His first collection of short stories for adults, Qed Nistenniek Niezla max-Xita (I’m Waiting for You to Fall with the Rain) was published to critical and popular acclaim in February 2009. His second collection of short stories, Dak li l-Lejl Iħallik Tgħid (What the Night Lets You Say), considered by most critics to be superior to the previous collection of short stories, was published in June 2011. One of the short stories included in the latter book, ‘Nixtieq Ngħajjat lil Samirah’ (‘I Want to Call Out to Samirah’) won the Sea of Words European Short Story Award.
A number of his short stories have been translated into English, French, Catalan, Portuguese, Serbian, Arabic, Spanish, Indonesian and Italian and were read at numerous literary festivals around Europe and the Middle East. Mejlak’s award-winning novel for adolescents Rih Isfel (Southern Wind) has been turned into a 13-episode prime-time TV series for Malta’s NET TV.

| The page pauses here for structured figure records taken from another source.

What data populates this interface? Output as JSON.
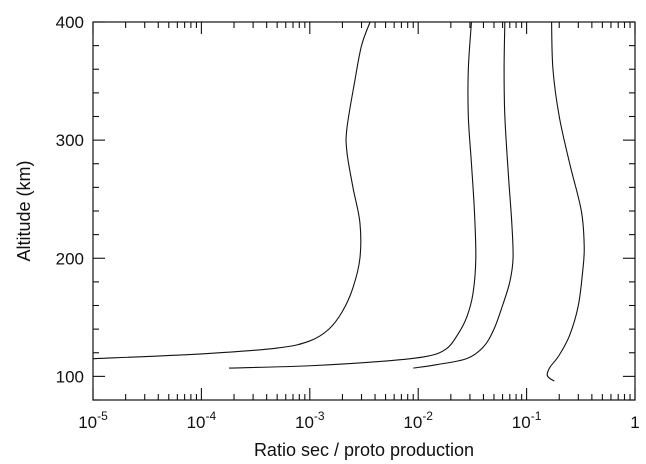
{
  "chart_data": {
    "type": "line",
    "title": "",
    "xlabel": "Ratio sec / proto production",
    "ylabel": "Altitude (km)",
    "xscale": "log",
    "xlim": [
      1e-05,
      1
    ],
    "ylim": [
      80,
      400
    ],
    "grid": false,
    "x_ticks": [
      {
        "value": 1e-05,
        "base": "10",
        "exp": "-5"
      },
      {
        "value": 0.0001,
        "base": "10",
        "exp": "-4"
      },
      {
        "value": 0.001,
        "base": "10",
        "exp": "-3"
      },
      {
        "value": 0.01,
        "base": "10",
        "exp": "-2"
      },
      {
        "value": 0.1,
        "base": "10",
        "exp": "-1"
      },
      {
        "value": 1,
        "base": "1",
        "exp": ""
      }
    ],
    "y_ticks": [
      {
        "value": 100,
        "label": "100"
      },
      {
        "value": 200,
        "label": "200"
      },
      {
        "value": 300,
        "label": "300"
      },
      {
        "value": 400,
        "label": "400"
      }
    ],
    "series": [
      {
        "points": [
          [
            1e-05,
            115
          ],
          [
            0.0001,
            119
          ],
          [
            0.0005,
            124
          ],
          [
            0.001,
            130
          ],
          [
            0.0015,
            140
          ],
          [
            0.002,
            155
          ],
          [
            0.0025,
            175
          ],
          [
            0.0029,
            200
          ],
          [
            0.0029,
            230
          ],
          [
            0.0025,
            260
          ],
          [
            0.0022,
            290
          ],
          [
            0.0022,
            310
          ],
          [
            0.0026,
            350
          ],
          [
            0.003,
            380
          ],
          [
            0.0036,
            400
          ]
        ]
      },
      {
        "points": [
          [
            0.00018,
            107
          ],
          [
            0.001,
            109
          ],
          [
            0.005,
            113
          ],
          [
            0.012,
            117
          ],
          [
            0.018,
            123
          ],
          [
            0.023,
            135
          ],
          [
            0.028,
            150
          ],
          [
            0.032,
            170
          ],
          [
            0.034,
            200
          ],
          [
            0.033,
            240
          ],
          [
            0.031,
            280
          ],
          [
            0.029,
            320
          ],
          [
            0.029,
            360
          ],
          [
            0.031,
            400
          ]
        ]
      },
      {
        "points": [
          [
            0.009,
            107
          ],
          [
            0.015,
            110
          ],
          [
            0.028,
            115
          ],
          [
            0.04,
            125
          ],
          [
            0.05,
            140
          ],
          [
            0.06,
            160
          ],
          [
            0.07,
            180
          ],
          [
            0.075,
            200
          ],
          [
            0.073,
            230
          ],
          [
            0.068,
            270
          ],
          [
            0.063,
            320
          ],
          [
            0.062,
            360
          ],
          [
            0.063,
            400
          ]
        ]
      },
      {
        "points": [
          [
            0.18,
            96
          ],
          [
            0.16,
            99
          ],
          [
            0.155,
            102
          ],
          [
            0.165,
            108
          ],
          [
            0.2,
            118
          ],
          [
            0.25,
            135
          ],
          [
            0.3,
            160
          ],
          [
            0.33,
            190
          ],
          [
            0.34,
            210
          ],
          [
            0.32,
            240
          ],
          [
            0.25,
            280
          ],
          [
            0.2,
            320
          ],
          [
            0.175,
            360
          ],
          [
            0.17,
            400
          ]
        ]
      }
    ]
  }
}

Nominated book : Dak li l-Lejl Iħallik Tgħid (What the Night Lets You Say)
Summary
The 10 stories in this collection, just like any self-respecting collection of medieval tales, are framed by a prologue and an epilogue. And some of the characters in the stories, like the bishop in ‘Il-Barranija’ (‘The Foreign Woman’) or the dying father in ‘Mort Naraha, Pa’ (‘I Went to See Her, Pa’), could easily have inhabited Boccaccio’s Decameron. In fact, the tension in many of the stories arises from the coming together of the past (or, at least, a previous way of life) and the present. Many of the narrators are travellers, moving from one point of their existence to another, trying to understand a life that they have lived but never fully comprehended, or trying to undo a part of the past that did not go according to plan. Very often their travels take them from metropolitan Europe to the periphery or the other way round, and these seemingly opposite worlds that have become so close in contemporary Europe serve as background to the lives of the different characters, who realize, or at least help us readers realize, that life is still lived at different rhythms in different parts of the world. In some parts, a person’s value is gauged by how often their mobile phone is changed for a newer model; in other parts, lovers have the luxury of waiting 45 days for a home-made liqueur to mature, a symbol of the time they have for each other and for each other’s stories. In fact, this could be read as a book about storytelling, not only as a form of pleasure that is shared between writer and reader, or narrator and listener, but more importantly as a gift that’s given with love and needs love to be appreciated.